In Fibreboard Paper Prods. Corp. v. State, 66 Wash. 2d 87, 401 P.2d 623 (1965), appellants made an argument substantially similar to the one made by CBI. Fibreboard demonstrated that a number of sales made to in-state customers involved sales activities with out-of-state offices of the corporate customer. Fibreboard, at 91-92. Hence, Fibreboard argued, the percentage of its sales activities taking place out of state was exempt from the B & O tax based on the privilege of engaging in business activities in state. This argument was rejected, however, under the reasoning of General Motors Corp. v. State, 60 Wash. 2d 862, 376 P.2d 843 (1962), aff'd, 377 U.S. 436, 12 L. Ed. 2d 430, 84 S. Ct. 1564 (1964). General Motors placed the burden on a taxpayer with business activities within the state to show other activities allegedly immune from taxation are "disassociated from the sales in question." General Motors, at 875. Fibreboard did not sustain this burden, nor did CBI.

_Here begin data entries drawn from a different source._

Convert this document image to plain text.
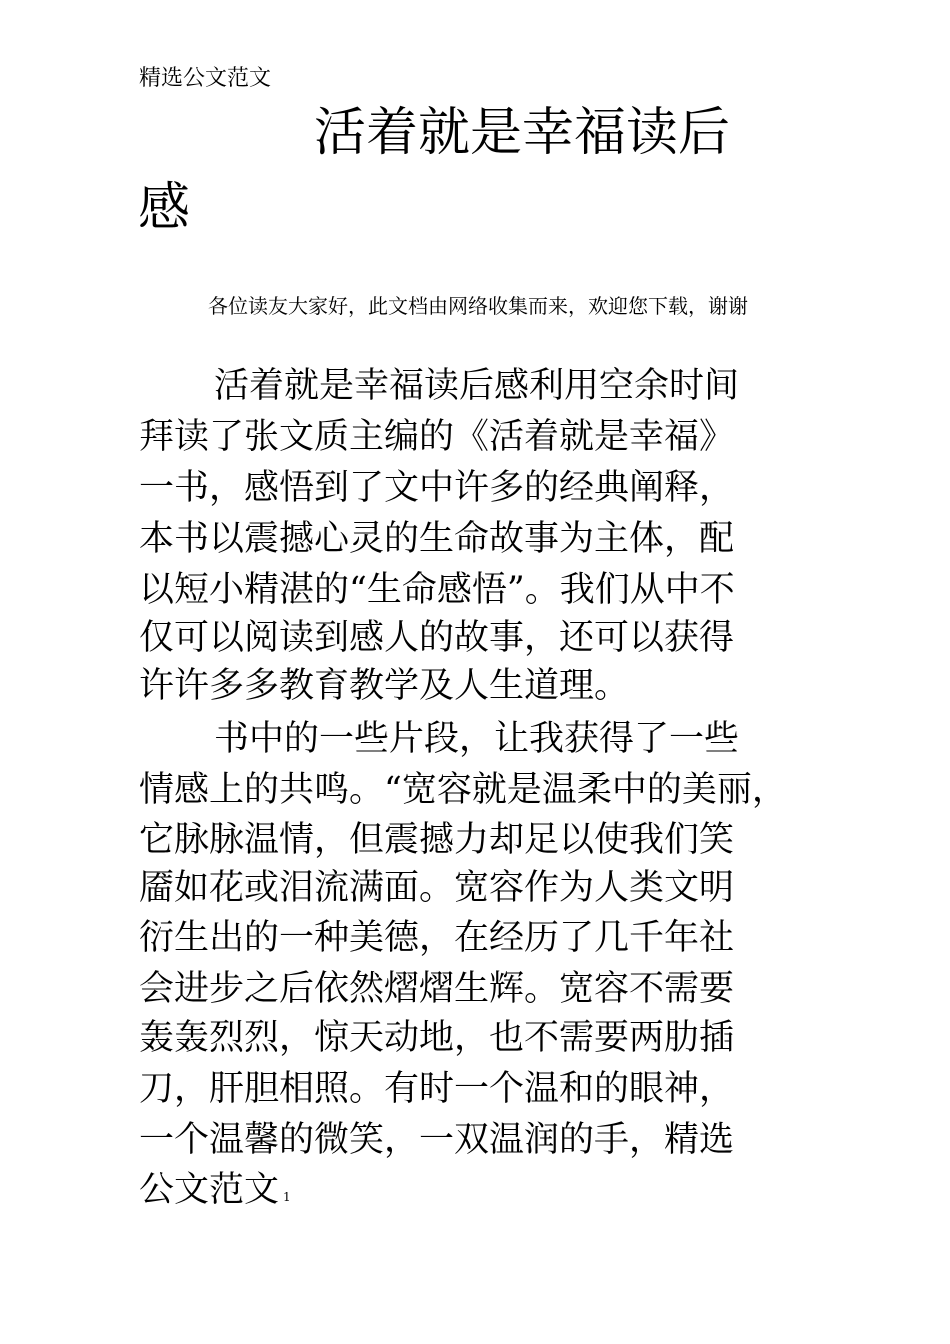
精选公文范文
活着就是幸福读后
感
各位读友大家好，此文档由网络收集而来，欢迎您下载，谢谢
活着就是幸福读后感利用空余时间
拜读了张文质主编的《活着就是幸福》
一书，感悟到了文中许多的经典阐释，
本书以震撼心灵的生命故事为主体，配
以短小精湛的“生命感悟”。我们从中不
仅可以阅读到感人的故事，还可以获得
许许多多教育教学及人生道理。
书中的一些片段，让我获得了一些
情感上的共鸣。“宽容就是温柔中的美丽，
它脉脉温情，但震撼力却足以使我们笑
靥如花或泪流满面。宽容作为人类文明
衍生出的一种美德，在经历了几千年社
会进步之后依然熠熠生辉。宽容不需要
轰轰烈烈，惊天动地，也不需要两肋插
刀，肝胆相照。有时一个温和的眼神，
一个温馨的微笑，一双温润的手，精选
公文范文 1
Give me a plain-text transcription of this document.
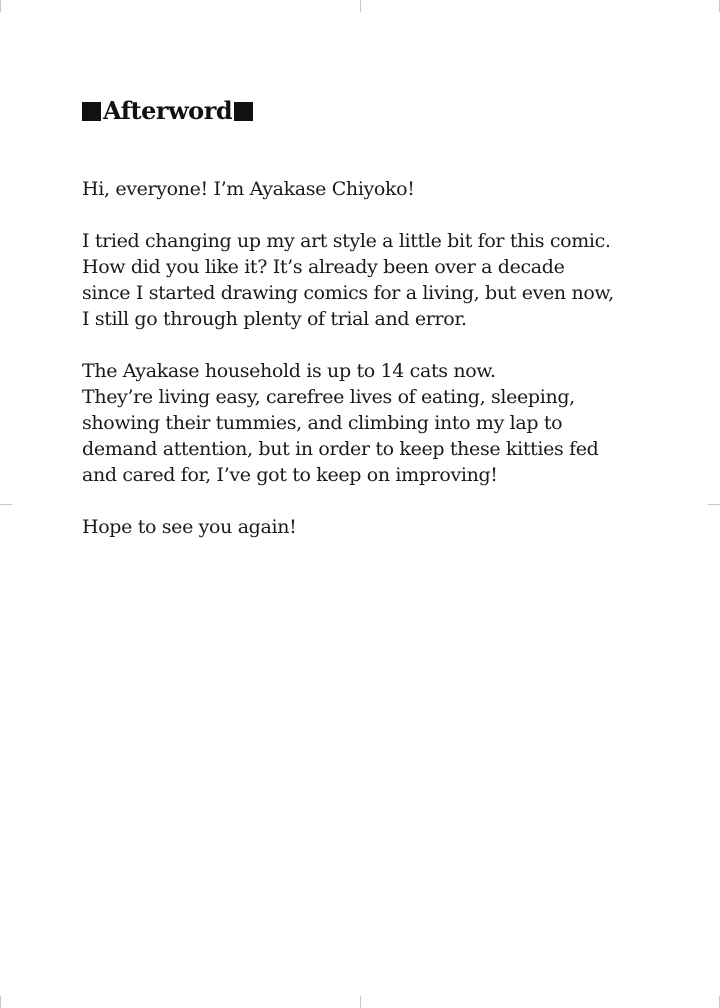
Afterword

Hi, everyone! I’m Ayakase Chiyoko!

I tried changing up my art style a little bit for this comic.
How did you like it? It’s already been over a decade
since I started drawing comics for a living, but even now,
I still go through plenty of trial and error.

The Ayakase household is up to 14 cats now.
They’re living easy, carefree lives of eating, sleeping,
showing their tummies, and climbing into my lap to
demand attention, but in order to keep these kitties fed
and cared for, I’ve got to keep on improving!

Hope to see you again!
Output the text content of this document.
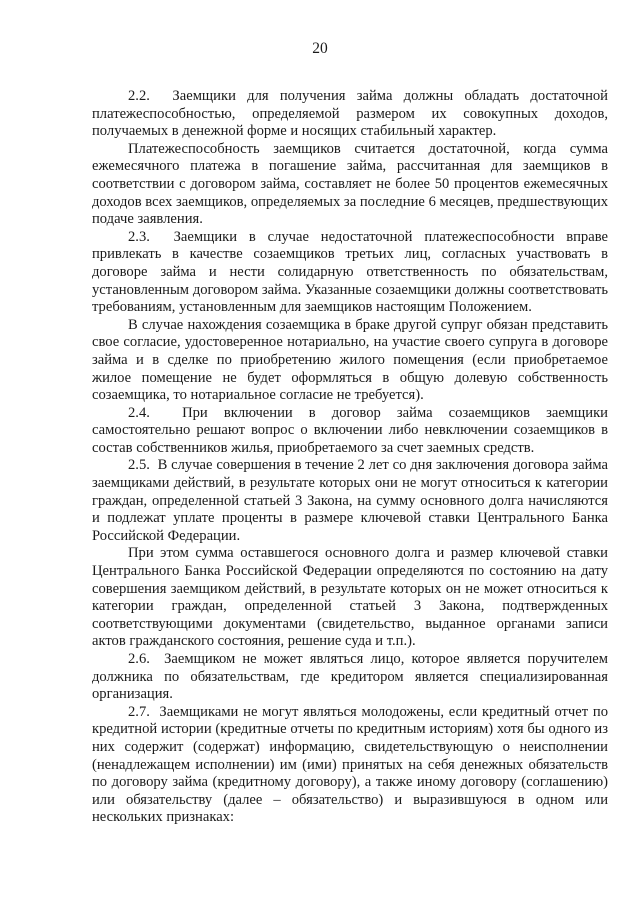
20

2.2.  Заемщики для получения займа должны обладать достаточной платежеспособностью, определяемой размером их совокупных доходов, получаемых в денежной форме и носящих стабильный характер.

Платежеспособность заемщиков считается достаточной, когда сумма ежемесячного платежа в погашение займа, рассчитанная для заемщиков в соответствии с договором займа, составляет не более 50 процентов ежемесячных доходов всех заемщиков, определяемых за последние 6 месяцев, предшествующих подаче заявления.

2.3.  Заемщики в случае недостаточной платежеспособности вправе привлекать в качестве созаемщиков третьих лиц, согласных участвовать в договоре займа и нести солидарную ответственность по обязательствам, установленным договором займа. Указанные созаемщики должны соответствовать требованиям, установленным для заемщиков настоящим Положением.

В случае нахождения созаемщика в браке другой супруг обязан представить свое согласие, удостоверенное нотариально, на участие своего супруга в договоре займа и в сделке по приобретению жилого помещения (если приобретаемое жилое помещение не будет оформляться в общую долевую собственность созаемщика, то нотариальное согласие не требуется).

2.4.  При включении в договор займа созаемщиков заемщики самостоятельно решают вопрос о включении либо невключении созаемщиков в состав собственников жилья, приобретаемого за счет заемных средств.

2.5.  В случае совершения в течение 2 лет со дня заключения договора займа заемщиками действий, в результате которых они не могут относиться к категории граждан, определенной статьей 3 Закона, на сумму основного долга начисляются и подлежат уплате проценты в размере ключевой ставки Центрального Банка Российской Федерации.

При этом сумма оставшегося основного долга и размер ключевой ставки Центрального Банка Российской Федерации определяются по состоянию на дату совершения заемщиком действий, в результате которых он не может относиться к категории граждан, определенной статьей 3 Закона, подтвержденных соответствующими документами (свидетельство, выданное органами записи актов гражданского состояния, решение суда и т.п.).

2.6.  Заемщиком не может являться лицо, которое является поручителем должника по обязательствам, где кредитором является специализированная организация.

2.7.  Заемщиками не могут являться молодожены, если кредитный отчет по кредитной истории (кредитные отчеты по кредитным историям) хотя бы одного из них содержит (содержат) информацию, свидетельствующую о неисполнении (ненадлежащем исполнении) им (ими) принятых на себя денежных обязательств по договору займа (кредитному договору), а также иному договору (соглашению) или обязательству (далее – обязательство) и выразившуюся в одном или нескольких признаках:
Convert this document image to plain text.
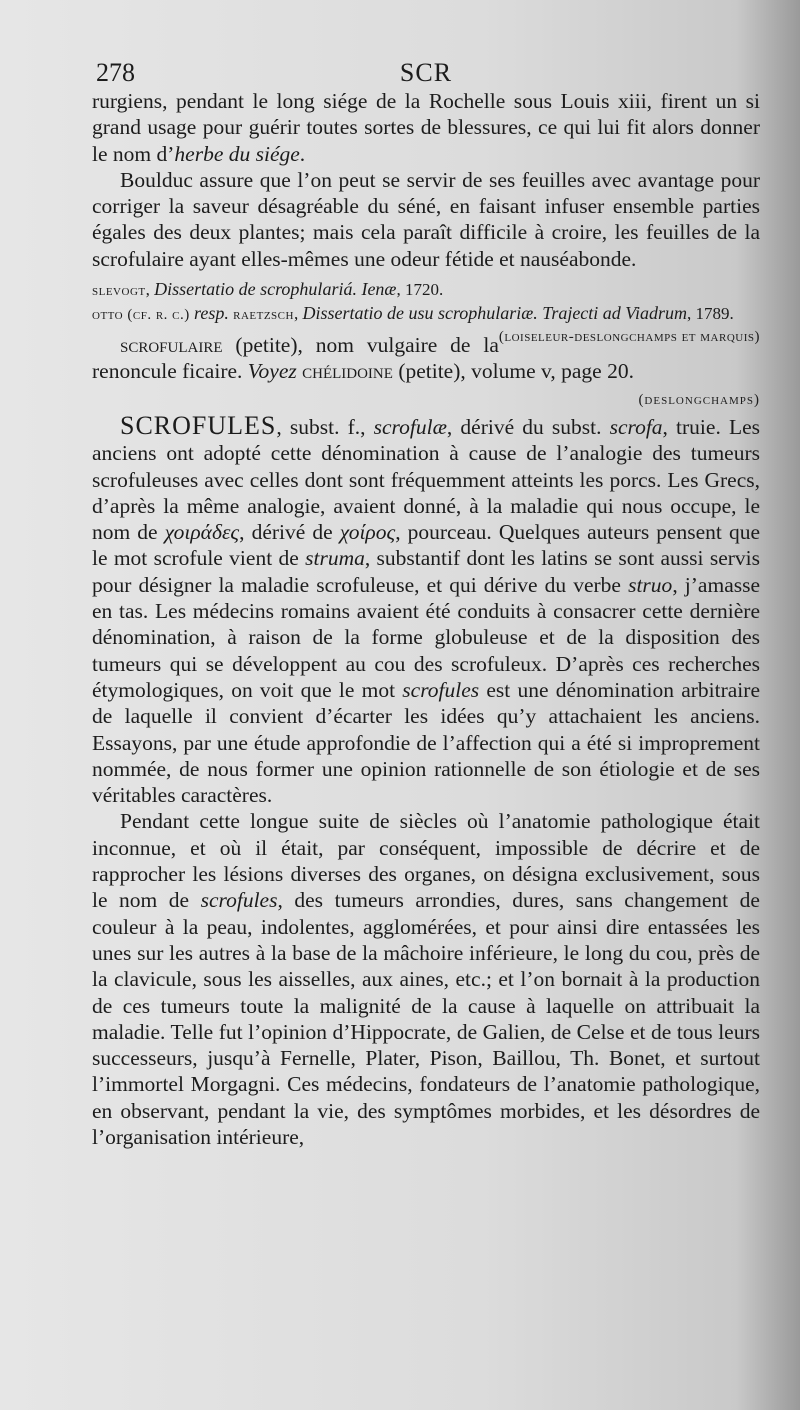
278	SCR

rurgiens, pendant le long siége de la Rochelle sous Louis xiii, firent un si grand usage pour guérir toutes sortes de blessures, ce qui lui fit alors donner le nom d’herbe du siége.

Boulduc assure que l’on peut se servir de ses feuilles avec avantage pour corriger la saveur désagréable du séné, en faisant infuser ensemble parties égales des deux plantes; mais cela paraît difficile à croire, les feuilles de la scrofulaire ayant elles-mêmes une odeur fétide et nauséabonde.

slevogt, Dissertatio de scrophulariá. Ienæ, 1720.

otto (cf. r. c.) resp. raetzsch, Dissertatio de usu scrophulariæ. Trajecti ad Viadrum, 1789.
(loiseleur-deslongchamps et marquis)

scrofulaire (petite), nom vulgaire de la renoncule ficaire. Voyez chélidoine (petite), volume v, page 20.

(deslongchamps)

SCROFULES, subst. f., scrofulæ, dérivé du subst. scrofa, truie. Les anciens ont adopté cette dénomination à cause de l’analogie des tumeurs scrofuleuses avec celles dont sont fréquemment atteints les porcs. Les Grecs, d’après la même analogie, avaient donné, à la maladie qui nous occupe, le nom de χοιράδες, dérivé de χοίρος, pourceau. Quelques auteurs pensent que le mot scrofule vient de struma, substantif dont les latins se sont aussi servis pour désigner la maladie scrofuleuse, et qui dérive du verbe struo, j’amasse en tas. Les médecins romains avaient été conduits à consacrer cette dernière dénomination, à raison de la forme globuleuse et de la disposition des tumeurs qui se développent au cou des scrofuleux. D’après ces recherches étymologiques, on voit que le mot scrofules est une dénomination arbitraire de laquelle il convient d’écarter les idées qu’y attachaient les anciens. Essayons, par une étude approfondie de l’affection qui a été si improprement nommée, de nous former une opinion rationnelle de son étiologie et de ses véritables caractères.

Pendant cette longue suite de siècles où l’anatomie pathologique était inconnue, et où il était, par conséquent, impossible de décrire et de rapprocher les lésions diverses des organes, on désigna exclusivement, sous le nom de scrofules, des tumeurs arrondies, dures, sans changement de couleur à la peau, indolentes, agglomérées, et pour ainsi dire entassées les unes sur les autres à la base de la mâchoire inférieure, le long du cou, près de la clavicule, sous les aisselles, aux aines, etc.; et l’on bornait à la production de ces tumeurs toute la malignité de la cause à laquelle on attribuait la maladie. Telle fut l’opinion d’Hippocrate, de Galien, de Celse et de tous leurs successeurs, jusqu’à Fernelle, Plater, Pison, Baillou, Th. Bonet, et surtout l’immortel Morgagni. Ces médecins, fondateurs de l’anatomie pathologique, en observant, pendant la vie, des symptômes morbides, et les désordres de l’organisation intérieure,
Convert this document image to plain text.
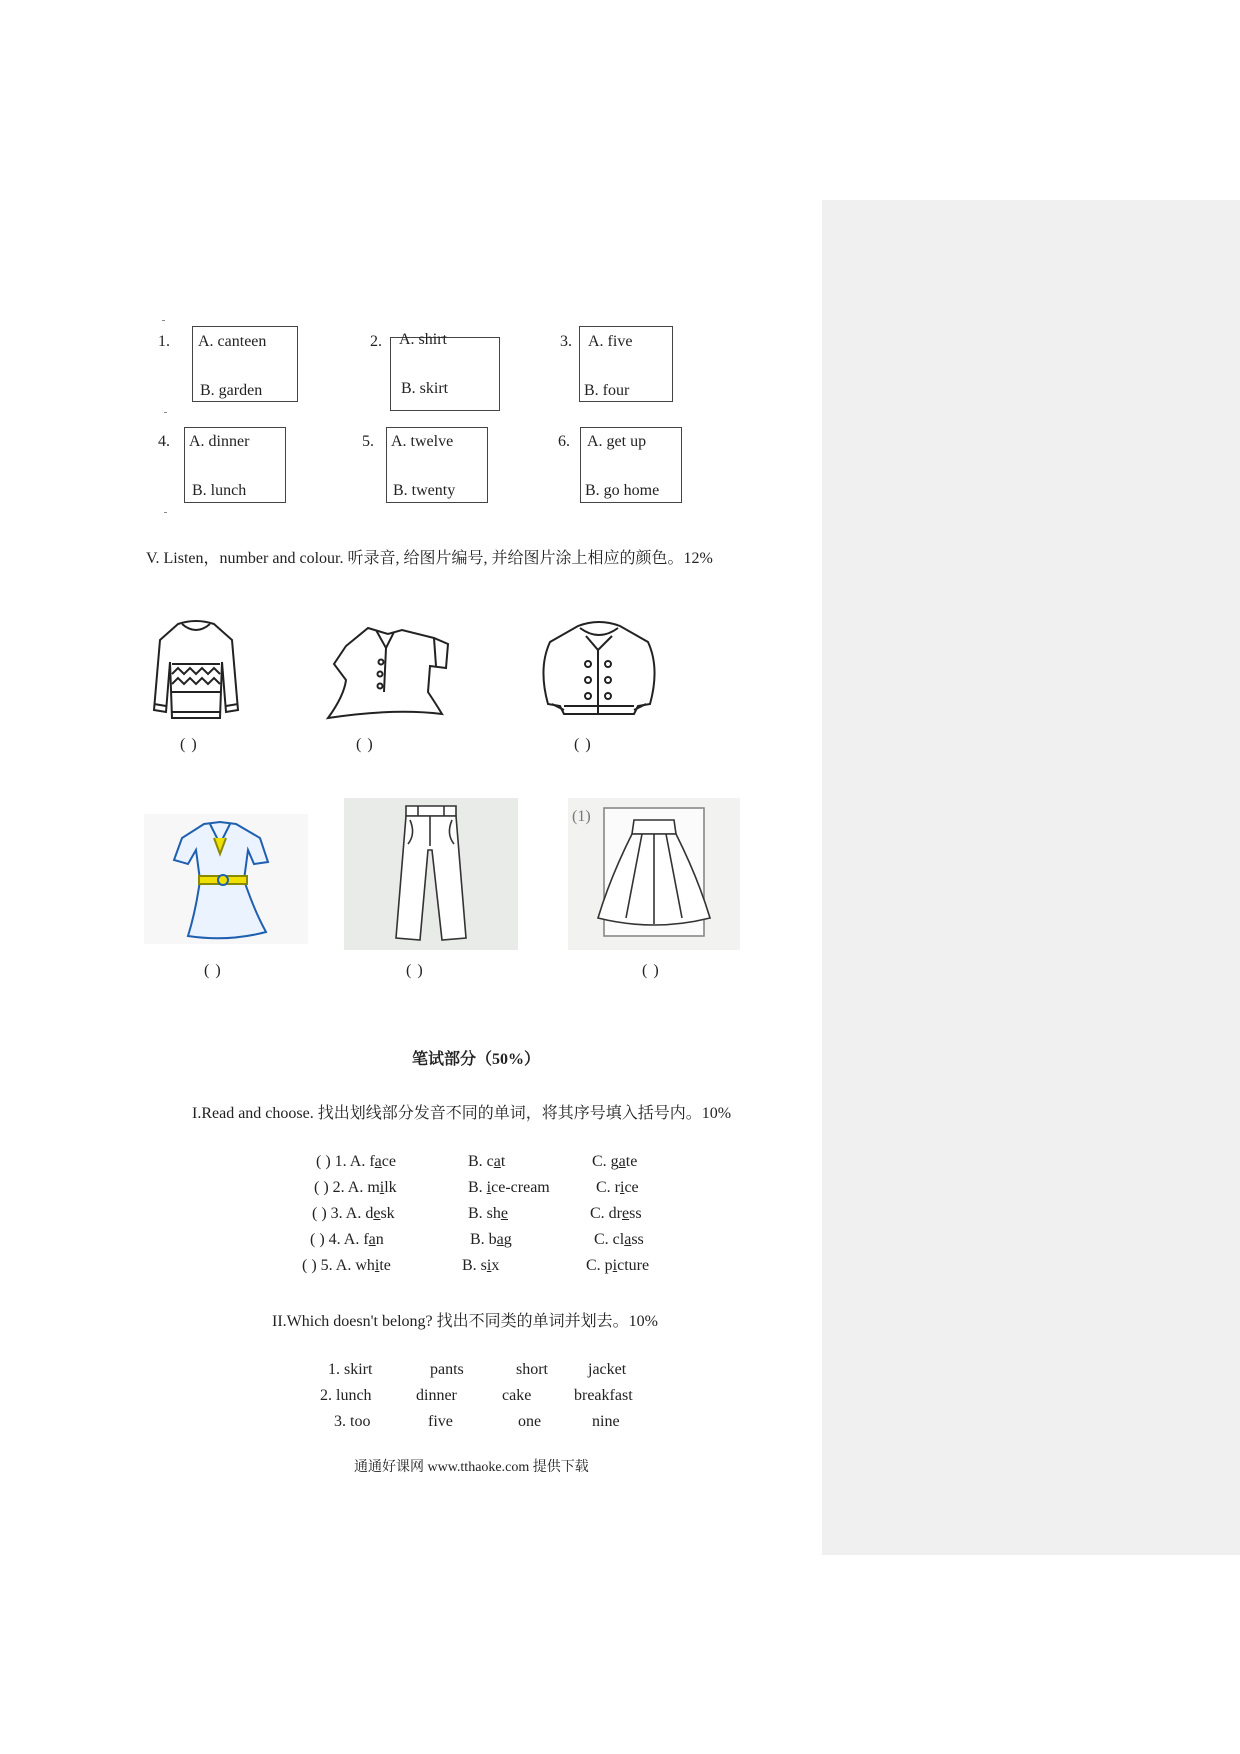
1. A. canteen
B. garden
2. A. shirt
B. skirt
3. A. five
B. four
4. A. dinner
B. lunch
5. A. twelve
B. twenty
6. A. get up
B. go home
V. Listen，number and colour. 听录音, 给图片编号, 并给图片涂上相应的颜色。12%
( )	( )	( )
( )	( )
(1)
( )
笔试部分（50%）
I.Read and choose. 找出划线部分发音不同的单词，将其序号填入括号内。10%
( ) 1. A. face	B. cat	C. gate
( ) 2. A. milk	B. ice-cream	C. rice
( ) 3. A. desk	B. she	C. dress
( ) 4. A. fan	B. bag	C. class
( ) 5. A. white	B. six	C. picture
II.Which doesn't belong? 找出不同类的单词并划去。10%
1. skirt	pants	short	jacket
2. lunch	dinner	cake	breakfast
3. too	five	one	nine
通通好课网 www.tthaoke.com 提供下载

Finally, Time Oil Co. v. State, 79 Wash. 2d 143, 483 P.2d 628 (1971) is consistent with recent United States Supreme Court cases that look to the substance rather than the form of the business' activities to determine the validity of a tax on interstate business. See Mobil Oil Corp. v. Commissioner of Taxes, supra; Exxon Corp. v. Department of Rev., supra. The focus in the Time Oil case, as it is here, was "whether the transactions involved constitute a taxable business activity within the contemplation of the business and occupation tax statutes." Time Oil, at 146. This court concluded that "the legislature intended to impose the business and occupation tax upon virtually all business activities carried on within the state." Time Oil, at 146. That same conclusion is valid today.

*835 V

To summarize, we find Washington's B & O tax on the privilege of doing business in Washington constitutionally valid under state and federal due process clauses and under the federal commerce clause. We also find the tax, as applied to CBI herein, meets the constitutional prerequisites for a tax on interstate business. We affirm.

WILLIAMS, C.J., and ROSELLINI, STAFFORD, UTTER, DOLLIVER, DORE, DIMMICK, and PEARSON, JJ., concur.

NOTES

[1] CBI estimates its installment activities constitute 30 to 40 percent of the total contract price.